|Dev: Team Ninja|
|Pub: Tecmo Koei|
|Release: May 24, 2011|
|Screen Resolution: N/A||Crude Humor, Drug Reference, Language, Suggestive Themes, Violence|
by Josh Wirtanen
When looking through 2011's video game lineup, it's pretty clear that fighting games are back in a big way. This year has already seen the return of the Marvel Vs Capcom series, while the newest installments in the Mortal Kombat, Street Fighter, and Tekken franchises are on the way. Of course, the Dead or Alive series will be contributing to this mix as well, with Dead or Alive: Dimensions for the Nintendo 3DS arriving in May.
Dead or Alive: Dimensions promises to include just about everything that long-term fans have come to expect from the series: fast-paced action, breakable set pieces, multi-tiered environments, a wide variety of unlockable costumes, and an eclectic cast of characters from the DoA universe. Another popular returning feature is the option to listen to the dialogue completely in English, or to hear the original Japanese dialogue with English subtitles. So you won't need to learn Japanese to enjoy the story mode, but if you are a purist who prefers the original Japanese audio, you won't have to complain about the English overdubs. And while still present, it sounds like the trademark jiggly boobs have been toned down quite a bit.
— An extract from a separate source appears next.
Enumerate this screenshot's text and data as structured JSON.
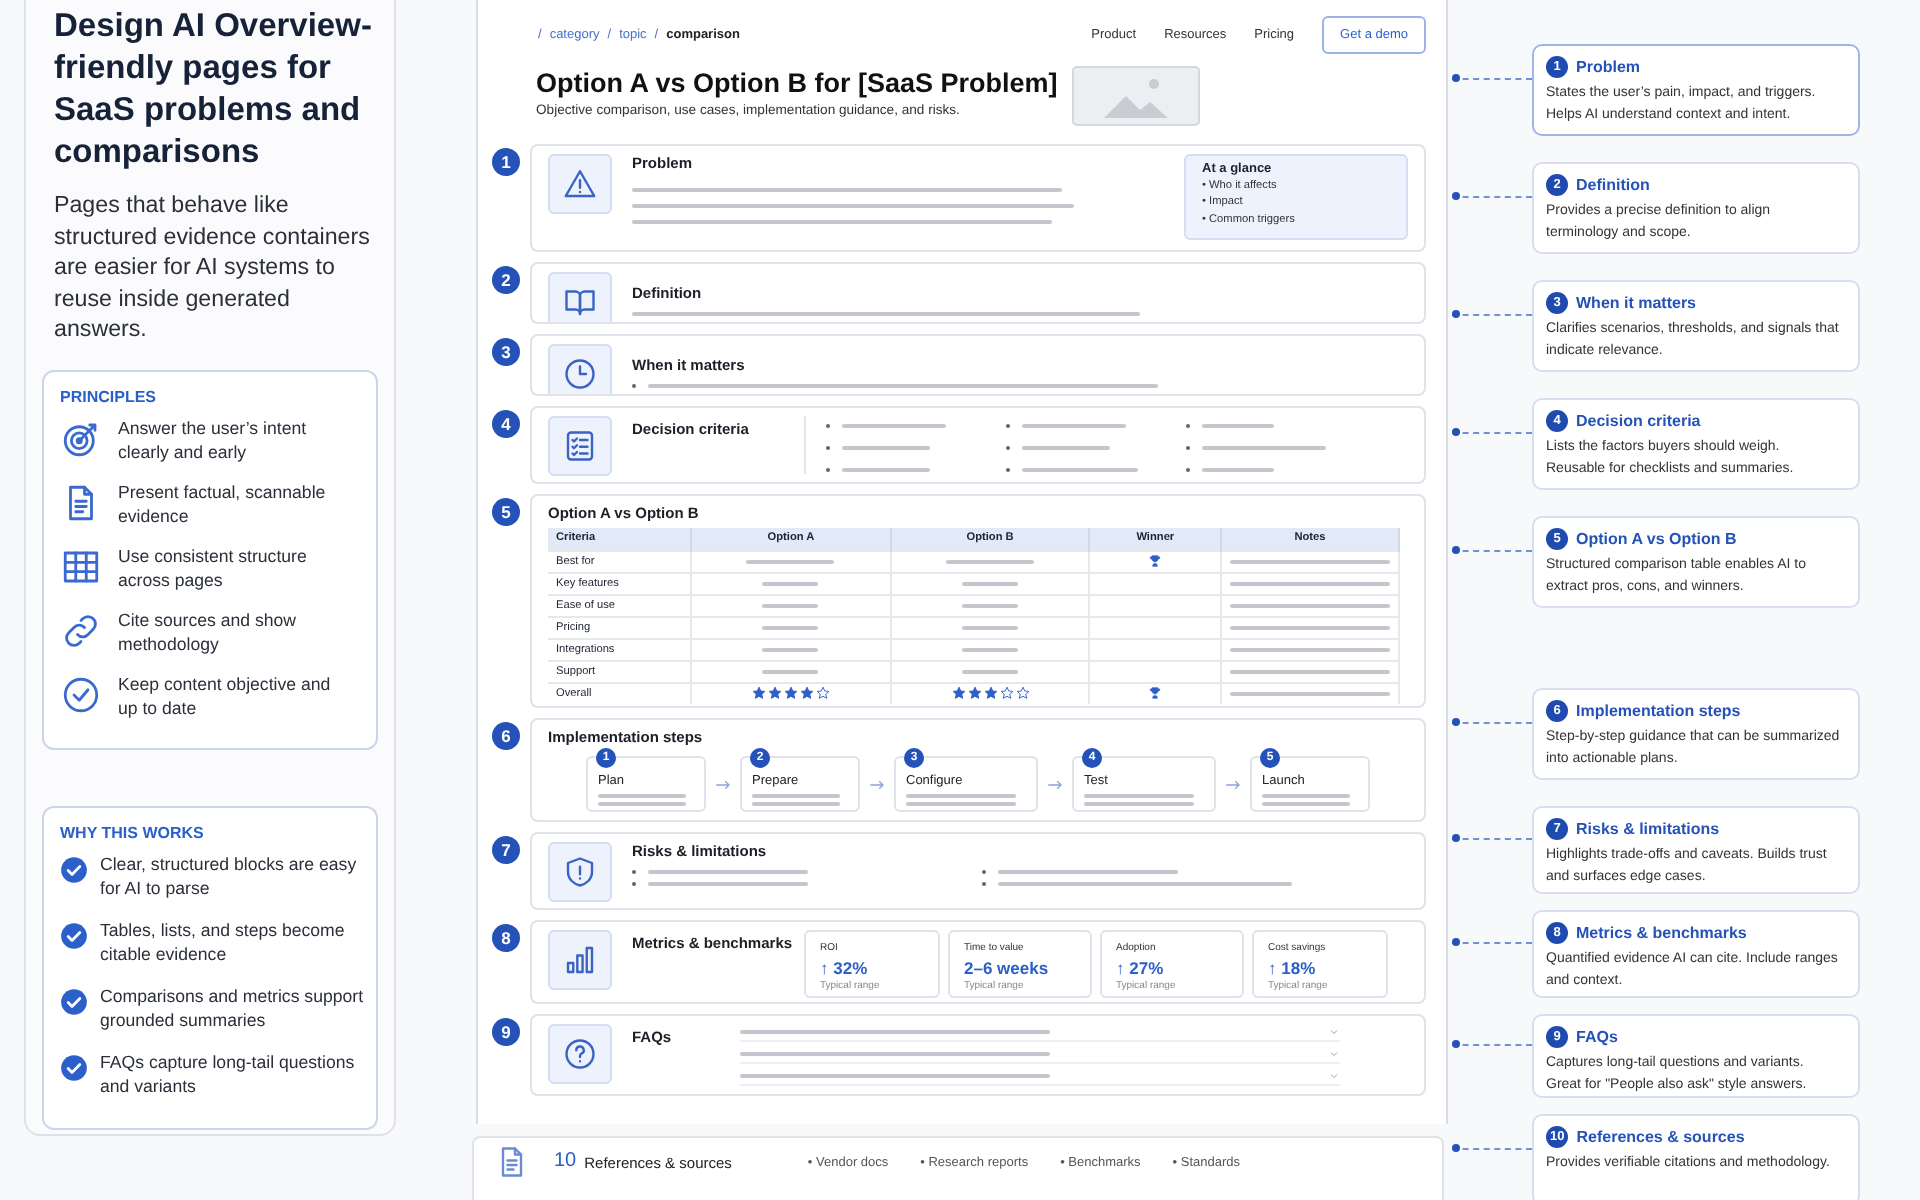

Even if you are brand new to the Dead or Alive series, you won't need to try to piece together the story so far. The Dimensions story takes players throughout the plot of the entire series, and even adds some details to tie the various plotlines together even better. Some of the cutscenes are lifted directly from previous titles, and some are brand new. Complete noobs won't feel lost amidst references to previous titles, and even the most hardcore DoA veterans will see story moments they've never experienced before.
To level the playing field between long-term fans and those new to the DoA series, there is now a feature that allows players to completely avoid the rote combo memorization that may be a turnoff to those with less fighter experience. Moves will be listed on the touch screen, along with the button combo required to pull off each move. You can use the information on this screen to learn new combos, or you can simply tap the desired move to have your player execute it. However, since experienced players can plunk away at these combos without having to think about it, relying too heavily on the touch screen will prove to be a slight disadvantage against old school combo users.
There are twenty-five playable characters; all of them are familiar faces from previous DoA titles. Twenty of these will be available from the start, while five DoA bosses will be unlockable: Raidou, Gohyakumine Bankotsu-bo, Kasumi Alpha, Omega, and Alpha-152.
It looks like there will be fifteen stages, many of which should be familiar to long-term fans. However, some of these will be re-imagined versions of older stages, and there will be a couple brand new ones thrown in as well. One of these all-new stages takes place on a cruise ship called the "Freedom Survivor" (which supposedly will play an important role in the storyline), while another throws fighters into a completely Metroid-themed arena. The Metroid stage includes a whole bunch of lava, as well as appearances by Ridley and even a brief cameo by Samus. While it's been confirmed that Samus won't be joining the cast as a playable character, it will definitely be fun to see her show up in the background from time to time.
Dead or Alive: Dimensions will include quite a few game modes to play around with. Arcade Mode is true to the classic formula: select your fighter and battle your way through a series of characters, each a bit tougher than the last. Chronicle Mode puts players in the roles of various characters, fighting through an epic storyline spanning the entire DoA history. Tag Challenge allows you and a friend to swap back and forth against a tag team of two other AI players. And there are local and online multiplayer versus modes as well. DoA: Dimensions even has a mode called Album, which allows players to view the collection of 3D snapshots they've taken throughout their matches.
Of course, since this title will be on the 3DS, it will take advantage of the 3D capabilities of the system. However, in normal 2D viewing mode, the animations should be smooth as butter, running at sixty frames per second. Switching to 3D mode will cause the frame rate to drop to thirty fps, resulting in a slightly less streamlined look. It's up to players to determine whether they prefer the depth of the 3D look, or the buttery flow of the sixty fps frame rate. One concern we had was that this could possibly create problems with the multiplayer experience. Fortunately, Yosuke Hayashi, head of Team Ninja, explained that this would not impact multiplayer at all. In a multiplayer match, one person could be viewing the game in 2D while the other could be enjoying the 3D look, and neither player would have any problems due to the different frame rates.
With its plethora of various game modes, customization options, characters, and costumes, as well as online play and some great new features, Dead or Alive: Dimensions looks like it should satisfy a wide variety of gamers. And if you've never heard of the series before now, DoA: Dimensions looks like a great place to jump in.